Electromechanical macroscopic instabilities in soft dielectric elastomer composites with periodic microstructures

We study electromechanical macroscopic instabilities in dielectric elastomer (DE) composites undergoing finite strains in the presence of an electric field. We identify the unstable domains for DE composites with periodically distributed circular and elliptical inclusions embedded in a soft matrix. We analyze the influence of the applied electric field and finite strains, as well as the microstructure geometrical parameters and material properties, on the stability of the DE composites. We find that the unstable domains can be significantly tuned by an electric field, depending on the electric field direction relative to pre-stretch and microstructure.
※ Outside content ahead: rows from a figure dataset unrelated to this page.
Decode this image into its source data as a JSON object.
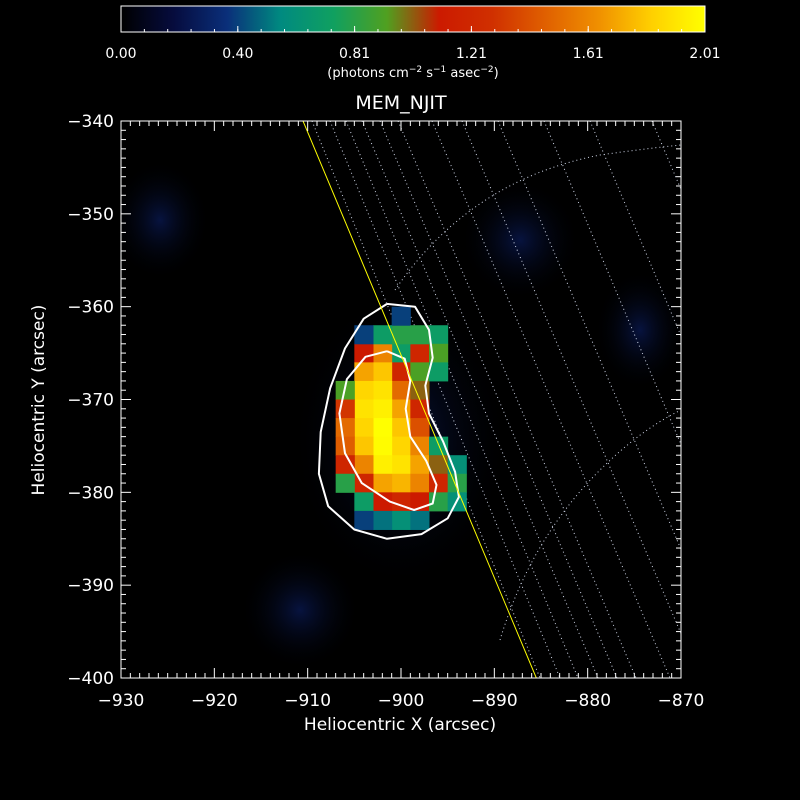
{
  "colorbar": {
    "ticks": [
      "0.00",
      "0.40",
      "0.81",
      "1.21",
      "1.61",
      "2.01"
    ],
    "min": 0.0,
    "max": 2.01,
    "unit_base": "(photons cm",
    "unit_exp1": "−2",
    "unit_mid": " s",
    "unit_exp2": "−1",
    "unit_mid2": " asec",
    "unit_exp3": "−2",
    "unit_end": ")",
    "colormap": [
      "#000000",
      "#060c3e",
      "#0a2f7a",
      "#008a80",
      "#10a060",
      "#50a020",
      "#cc1a00",
      "#d03000",
      "#e06000",
      "#f09000",
      "#ffd000",
      "#ffff00"
    ]
  },
  "chart_data": {
    "type": "heatmap",
    "title": "MEM_NJIT",
    "xlabel": "Heliocentric X (arcsec)",
    "ylabel": "Heliocentric Y (arcsec)",
    "xlim": [
      -930,
      -870
    ],
    "ylim": [
      -400,
      -340
    ],
    "x_ticks": [
      -930,
      -920,
      -910,
      -900,
      -890,
      -880,
      -870
    ],
    "y_ticks": [
      -340,
      -350,
      -360,
      -370,
      -380,
      -390,
      -400
    ],
    "x_tick_labels": [
      "−930",
      "−920",
      "−910",
      "−900",
      "−890",
      "−880",
      "−870"
    ],
    "y_tick_labels": [
      "−340",
      "−350",
      "−360",
      "−370",
      "−380",
      "−390",
      "−400"
    ],
    "pixel_size_arcsec": 2,
    "grid": "heliographic grid (dotted)",
    "source_columns": [
      {
        "x": -900,
        "cells": [
          [
            -365,
            0.7
          ],
          [
            -367,
            1.2
          ],
          [
            -369,
            1.5
          ],
          [
            -371,
            1.7
          ],
          [
            -373,
            1.8
          ],
          [
            -375,
            1.85
          ],
          [
            -377,
            1.9
          ],
          [
            -379,
            1.75
          ],
          [
            -381,
            1.2
          ],
          [
            -383,
            0.6
          ]
        ]
      },
      {
        "x": -902,
        "cells": [
          [
            -365,
            1.6
          ],
          [
            -367,
            1.8
          ],
          [
            -369,
            1.9
          ],
          [
            -371,
            1.95
          ],
          [
            -373,
            2.01
          ],
          [
            -375,
            2.0
          ],
          [
            -377,
            1.95
          ],
          [
            -379,
            1.7
          ],
          [
            -381,
            1.1
          ],
          [
            -383,
            0.5
          ]
        ]
      },
      {
        "x": -904,
        "cells": [
          [
            -365,
            1.1
          ],
          [
            -367,
            1.7
          ],
          [
            -369,
            1.85
          ],
          [
            -371,
            1.9
          ],
          [
            -373,
            1.85
          ],
          [
            -375,
            1.8
          ],
          [
            -377,
            1.6
          ],
          [
            -379,
            1.2
          ],
          [
            -381,
            0.7
          ]
        ]
      },
      {
        "x": -906,
        "cells": [
          [
            -369,
            0.9
          ],
          [
            -371,
            1.3
          ],
          [
            -373,
            1.5
          ],
          [
            -375,
            1.45
          ],
          [
            -377,
            1.2
          ],
          [
            -379,
            0.8
          ]
        ]
      },
      {
        "x": -898,
        "cells": [
          [
            -365,
            1.2
          ],
          [
            -367,
            0.9
          ],
          [
            -369,
            1.0
          ],
          [
            -371,
            1.2
          ],
          [
            -373,
            1.4
          ],
          [
            -375,
            1.6
          ],
          [
            -377,
            1.7
          ],
          [
            -379,
            1.6
          ],
          [
            -381,
            1.1
          ]
        ]
      },
      {
        "x": -896,
        "cells": [
          [
            -363,
            0.7
          ],
          [
            -365,
            0.9
          ],
          [
            -367,
            0.7
          ],
          [
            -375,
            0.7
          ],
          [
            -377,
            1.0
          ],
          [
            -379,
            1.2
          ],
          [
            -381,
            0.8
          ]
        ]
      },
      {
        "x": -894,
        "cells": [
          [
            -377,
            0.6
          ],
          [
            -379,
            0.8
          ],
          [
            -381,
            0.6
          ]
        ]
      },
      {
        "x": -900,
        "cells": [
          [
            -363,
            0.8
          ],
          [
            -361,
            0.4
          ]
        ]
      },
      {
        "x": -902,
        "cells": [
          [
            -363,
            0.7
          ]
        ]
      },
      {
        "x": -904,
        "cells": [
          [
            -363,
            0.4
          ],
          [
            -383,
            0.4
          ]
        ]
      },
      {
        "x": -898,
        "cells": [
          [
            -363,
            0.8
          ],
          [
            -383,
            0.5
          ]
        ]
      }
    ],
    "contours": [
      {
        "level": "outer",
        "color": "#ffffff",
        "points": [
          [
            -901.5,
            -359.7
          ],
          [
            -898.5,
            -360.0
          ],
          [
            -897.0,
            -362.5
          ],
          [
            -896.6,
            -365.5
          ],
          [
            -897.4,
            -368.5
          ],
          [
            -897.0,
            -371.5
          ],
          [
            -895.5,
            -374.5
          ],
          [
            -894.2,
            -377.8
          ],
          [
            -893.8,
            -380.5
          ],
          [
            -895.0,
            -382.8
          ],
          [
            -897.8,
            -384.5
          ],
          [
            -901.5,
            -385.0
          ],
          [
            -905.0,
            -384.0
          ],
          [
            -907.8,
            -381.5
          ],
          [
            -908.8,
            -378.0
          ],
          [
            -908.6,
            -373.5
          ],
          [
            -907.6,
            -368.8
          ],
          [
            -906.0,
            -364.5
          ],
          [
            -904.0,
            -361.3
          ],
          [
            -901.5,
            -359.7
          ]
        ]
      },
      {
        "level": "inner",
        "color": "#ffffff",
        "points": [
          [
            -901.5,
            -364.8
          ],
          [
            -899.6,
            -365.6
          ],
          [
            -899.0,
            -368.0
          ],
          [
            -899.5,
            -371.0
          ],
          [
            -899.0,
            -374.0
          ],
          [
            -897.3,
            -376.6
          ],
          [
            -896.2,
            -379.2
          ],
          [
            -896.6,
            -381.2
          ],
          [
            -898.6,
            -381.9
          ],
          [
            -901.2,
            -381.0
          ],
          [
            -904.2,
            -379.0
          ],
          [
            -906.0,
            -375.8
          ],
          [
            -906.6,
            -371.5
          ],
          [
            -905.8,
            -367.8
          ],
          [
            -903.8,
            -365.4
          ],
          [
            -901.5,
            -364.8
          ]
        ]
      }
    ],
    "limb_line": {
      "color": "#ffff00",
      "from": [
        -910.5,
        -340
      ],
      "to": [
        -885.5,
        -400
      ]
    }
  }
}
More specifically, the electric field aligned with the stretch direction, promotes instabilities in the composites, and the electric field applied perpendicularly to the stretch direction, stabilizes the composites. Critical stretch decreases with an increase in the volume fraction of circular inclusions. An increase in the contrast between the dielectric properties of the constituents, magnifies the role of the electric field, while an increase in the shear modulus contrast results in a less stable DE composite. For periodic DE composites with elliptical inclusions, we find that the critical stretch depends on the inclination angle of the inclusion, and that the critical stretch reaches a unique maximum at an angle defined by the inclusion ellipticity aspect ratio. In the aligned case – when the longest side of the inclusion is aligned with the stretch direction – an increase in the ellipticity ratio results in an increase in critical stretch.